Are the days when people (particularly youngsters)  constantly updating their Facebook pages & checking their Facebook news feed at all hours of day and night  & at all places finally  over? Is Mark Zukerberg the CEO of Facebook, having sleepless nights about his billions disappearing? He is worth US$ 32.9  billion at the moment.

Well, it looks unlikely at least at present, even though  its popularity among very young seems to  be declining slightly. In a hilarious rebuttal,  by using similar approach  Facebook researchers have  predicted  that Princeton university will   shut down by 2021. And air we breathe will run out by 2060 and mankind as we know of course will be no more.

What is happening here?

The amount of data generated has been increasing exponentially  in the last few years. Along with the data deluge, software for analysis (many of them free, such as R) are becoming readily available and used by many. Most  of the enormous amount of data so  generated daily is in    public domain.  Data from Twitter feeds, NASA, US govt, US weather service, Google search data, etc is freely available . Along with the data explosion  there is boom in the number data crunchers called data scientists who work on interpreting this data to gain insights, unearth relationships and importantly to make predictions.

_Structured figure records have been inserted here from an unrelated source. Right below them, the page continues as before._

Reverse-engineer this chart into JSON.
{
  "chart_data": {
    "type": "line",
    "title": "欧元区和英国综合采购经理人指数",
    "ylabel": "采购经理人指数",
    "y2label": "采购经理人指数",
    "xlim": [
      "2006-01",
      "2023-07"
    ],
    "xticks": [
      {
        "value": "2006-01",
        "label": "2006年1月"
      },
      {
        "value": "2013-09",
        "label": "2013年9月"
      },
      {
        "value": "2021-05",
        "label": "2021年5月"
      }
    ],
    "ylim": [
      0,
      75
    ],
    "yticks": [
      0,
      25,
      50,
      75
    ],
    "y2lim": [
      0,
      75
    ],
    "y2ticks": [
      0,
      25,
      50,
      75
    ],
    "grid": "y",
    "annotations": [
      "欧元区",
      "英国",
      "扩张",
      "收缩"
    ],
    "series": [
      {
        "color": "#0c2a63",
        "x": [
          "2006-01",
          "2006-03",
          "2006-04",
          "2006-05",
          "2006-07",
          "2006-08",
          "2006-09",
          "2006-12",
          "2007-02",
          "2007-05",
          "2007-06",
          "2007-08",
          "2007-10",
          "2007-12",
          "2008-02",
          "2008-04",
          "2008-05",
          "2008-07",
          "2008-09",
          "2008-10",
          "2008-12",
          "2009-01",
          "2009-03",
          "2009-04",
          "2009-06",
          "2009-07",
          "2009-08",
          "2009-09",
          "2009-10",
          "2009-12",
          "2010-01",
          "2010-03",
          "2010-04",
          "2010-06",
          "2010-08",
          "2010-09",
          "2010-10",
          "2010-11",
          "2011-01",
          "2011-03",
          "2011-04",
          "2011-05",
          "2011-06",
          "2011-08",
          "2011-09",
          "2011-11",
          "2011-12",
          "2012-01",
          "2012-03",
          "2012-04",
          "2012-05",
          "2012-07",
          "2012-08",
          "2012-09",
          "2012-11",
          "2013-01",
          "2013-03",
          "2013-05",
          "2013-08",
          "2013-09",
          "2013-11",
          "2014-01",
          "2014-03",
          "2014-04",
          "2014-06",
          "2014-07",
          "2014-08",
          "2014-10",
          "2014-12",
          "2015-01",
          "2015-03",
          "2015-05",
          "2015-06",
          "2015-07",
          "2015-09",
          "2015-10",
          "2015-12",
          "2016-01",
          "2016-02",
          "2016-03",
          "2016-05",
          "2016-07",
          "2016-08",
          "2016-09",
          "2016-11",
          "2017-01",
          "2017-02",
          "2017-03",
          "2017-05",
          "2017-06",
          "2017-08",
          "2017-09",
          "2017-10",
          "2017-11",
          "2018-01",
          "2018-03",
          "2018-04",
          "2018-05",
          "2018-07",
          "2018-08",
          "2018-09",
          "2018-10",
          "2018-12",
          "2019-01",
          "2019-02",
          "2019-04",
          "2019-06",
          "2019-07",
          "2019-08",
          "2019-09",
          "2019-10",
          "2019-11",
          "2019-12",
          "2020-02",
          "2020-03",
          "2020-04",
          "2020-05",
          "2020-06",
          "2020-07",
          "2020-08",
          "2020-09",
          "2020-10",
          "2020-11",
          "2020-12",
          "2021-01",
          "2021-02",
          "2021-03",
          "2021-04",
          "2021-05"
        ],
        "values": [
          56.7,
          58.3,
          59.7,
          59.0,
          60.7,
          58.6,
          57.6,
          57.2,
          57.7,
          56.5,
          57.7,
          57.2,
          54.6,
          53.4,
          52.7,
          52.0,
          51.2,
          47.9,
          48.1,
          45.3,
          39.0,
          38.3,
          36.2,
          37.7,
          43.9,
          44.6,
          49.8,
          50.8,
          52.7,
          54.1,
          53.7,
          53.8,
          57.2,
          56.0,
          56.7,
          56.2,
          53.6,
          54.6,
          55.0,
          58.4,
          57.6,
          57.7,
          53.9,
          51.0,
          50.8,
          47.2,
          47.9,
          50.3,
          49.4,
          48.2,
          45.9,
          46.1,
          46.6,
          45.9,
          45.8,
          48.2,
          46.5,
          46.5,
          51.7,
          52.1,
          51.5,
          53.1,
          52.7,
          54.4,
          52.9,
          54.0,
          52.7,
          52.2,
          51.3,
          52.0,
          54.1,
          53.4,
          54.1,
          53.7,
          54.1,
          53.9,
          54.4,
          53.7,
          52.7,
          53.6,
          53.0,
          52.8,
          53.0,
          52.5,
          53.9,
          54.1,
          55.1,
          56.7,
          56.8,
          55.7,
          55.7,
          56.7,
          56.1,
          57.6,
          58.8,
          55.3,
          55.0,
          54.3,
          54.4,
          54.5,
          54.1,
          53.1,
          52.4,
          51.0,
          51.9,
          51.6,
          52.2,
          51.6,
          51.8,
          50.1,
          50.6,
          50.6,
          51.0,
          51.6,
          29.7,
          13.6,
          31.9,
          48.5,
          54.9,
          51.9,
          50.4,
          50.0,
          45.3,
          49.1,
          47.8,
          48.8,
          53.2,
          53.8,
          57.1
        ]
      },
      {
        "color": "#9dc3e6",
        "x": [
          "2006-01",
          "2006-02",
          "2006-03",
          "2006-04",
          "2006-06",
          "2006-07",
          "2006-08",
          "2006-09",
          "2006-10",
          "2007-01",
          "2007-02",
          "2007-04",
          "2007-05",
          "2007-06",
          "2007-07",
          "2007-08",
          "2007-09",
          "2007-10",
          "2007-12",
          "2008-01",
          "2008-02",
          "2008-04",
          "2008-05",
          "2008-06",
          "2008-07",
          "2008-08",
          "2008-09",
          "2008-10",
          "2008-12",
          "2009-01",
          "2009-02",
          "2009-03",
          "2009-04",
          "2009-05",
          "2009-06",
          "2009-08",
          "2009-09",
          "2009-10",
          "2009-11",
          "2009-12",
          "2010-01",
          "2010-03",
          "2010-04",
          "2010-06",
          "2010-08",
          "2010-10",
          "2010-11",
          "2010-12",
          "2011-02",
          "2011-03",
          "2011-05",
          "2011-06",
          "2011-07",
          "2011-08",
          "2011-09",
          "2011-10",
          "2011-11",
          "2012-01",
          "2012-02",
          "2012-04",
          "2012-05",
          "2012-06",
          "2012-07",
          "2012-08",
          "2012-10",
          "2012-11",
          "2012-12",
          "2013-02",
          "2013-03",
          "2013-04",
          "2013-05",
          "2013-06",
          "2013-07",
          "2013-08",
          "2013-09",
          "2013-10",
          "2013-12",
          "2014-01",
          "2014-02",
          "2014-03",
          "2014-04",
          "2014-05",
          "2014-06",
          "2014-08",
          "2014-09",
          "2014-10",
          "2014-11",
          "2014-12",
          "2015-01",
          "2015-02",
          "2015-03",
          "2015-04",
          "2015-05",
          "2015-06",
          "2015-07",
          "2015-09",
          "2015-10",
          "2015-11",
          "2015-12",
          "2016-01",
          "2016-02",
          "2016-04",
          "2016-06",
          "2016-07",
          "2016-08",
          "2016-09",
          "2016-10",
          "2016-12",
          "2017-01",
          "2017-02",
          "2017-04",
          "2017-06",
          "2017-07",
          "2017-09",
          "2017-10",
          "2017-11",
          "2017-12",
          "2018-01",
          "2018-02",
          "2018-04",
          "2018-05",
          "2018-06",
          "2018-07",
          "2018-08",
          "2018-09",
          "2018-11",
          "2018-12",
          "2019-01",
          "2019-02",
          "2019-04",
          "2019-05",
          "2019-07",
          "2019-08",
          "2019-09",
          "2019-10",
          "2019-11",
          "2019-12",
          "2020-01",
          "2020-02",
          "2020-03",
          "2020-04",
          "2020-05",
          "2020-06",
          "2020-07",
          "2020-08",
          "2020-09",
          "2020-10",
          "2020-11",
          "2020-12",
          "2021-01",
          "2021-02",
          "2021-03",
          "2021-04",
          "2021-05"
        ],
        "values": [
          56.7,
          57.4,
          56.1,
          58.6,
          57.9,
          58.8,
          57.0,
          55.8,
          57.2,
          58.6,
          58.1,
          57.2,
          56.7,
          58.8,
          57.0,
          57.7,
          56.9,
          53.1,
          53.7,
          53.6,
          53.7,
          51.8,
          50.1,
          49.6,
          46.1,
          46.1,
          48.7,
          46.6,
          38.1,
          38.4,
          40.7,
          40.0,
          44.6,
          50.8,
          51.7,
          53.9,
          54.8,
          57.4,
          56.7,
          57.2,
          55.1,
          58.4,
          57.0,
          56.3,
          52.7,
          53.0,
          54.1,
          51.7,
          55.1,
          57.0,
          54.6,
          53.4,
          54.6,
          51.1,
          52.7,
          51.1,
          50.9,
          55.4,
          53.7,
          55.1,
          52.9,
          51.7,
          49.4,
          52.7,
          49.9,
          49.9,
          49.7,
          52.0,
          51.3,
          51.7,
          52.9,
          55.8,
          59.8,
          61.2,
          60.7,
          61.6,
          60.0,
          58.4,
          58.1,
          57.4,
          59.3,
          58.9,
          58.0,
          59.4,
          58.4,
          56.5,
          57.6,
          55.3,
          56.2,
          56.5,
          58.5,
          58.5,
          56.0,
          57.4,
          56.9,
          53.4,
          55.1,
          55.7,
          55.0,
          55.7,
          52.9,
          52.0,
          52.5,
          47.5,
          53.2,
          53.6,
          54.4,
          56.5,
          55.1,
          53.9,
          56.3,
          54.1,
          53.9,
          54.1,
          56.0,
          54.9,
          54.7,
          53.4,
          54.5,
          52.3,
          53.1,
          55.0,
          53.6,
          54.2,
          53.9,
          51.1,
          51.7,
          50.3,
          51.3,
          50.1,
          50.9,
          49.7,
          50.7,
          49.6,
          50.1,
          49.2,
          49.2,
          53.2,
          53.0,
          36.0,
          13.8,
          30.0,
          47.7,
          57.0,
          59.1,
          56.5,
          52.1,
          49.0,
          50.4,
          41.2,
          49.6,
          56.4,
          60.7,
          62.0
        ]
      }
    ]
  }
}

By using these powerful  easily available data analysis tools it is possible to unearth relationship between many variables (sometimes in 1000s)  and the variable of interest. One commonly used measure of strength of the relationship (or  correlation ) is the R2, generally  higher the  R2 stronger is the relationship. In the financial/ marketing  fields this could be as high as .7 even .9,  whereas in the drug discovery  .05 is considered to be a decent number. Machine learning computer algorithms like Neural Networks can model complex relationships even when they  are not obvious or even when do not seem to be plausible.

This is where the problem arises. High correlation number is does not imply that one causes the other. This  has to be proved by logic, theory or prior knowledge. This is where even experienced scientists sometimes tip over. This seems to be the case in this context. Princeton researchers in their study modeled spread of  social networks on spread of contagious diseases. On seeing steady decline of  web search for the word ‘Facebook’ they concluded that Facebook will cease to exist by 2017. The reason for this finding was  quite simple; most users have Facebook app on their phones and have no need to search for this key word anymore.
This is the classic case of  equating  correlation with causation.

One famous  example to explain this concept is the  following story.  Statistical study  of shark attacks at a certain beach indicated that there is good correlation between amount of ice cream sold and number of shark attacks. So, it was concluded that eating large amounts of ice cream causes  increased shark attacks.

The reality was more mundane. During some summer months due to  dwindling food in their traditional hunting grounds sharks come closer to beach looking for food. During the same time of the year,  number of  sun bathers and  surfers thronging  the beach  exploded. They became easy target for sharks looking for food.   And during hot  summer months sunbathers consume lots  of ice cream.

Another similar case  study is the near perfect correlation (R2=.97) between fresh lemons imported from Mexico into US and total US highway fatality rate.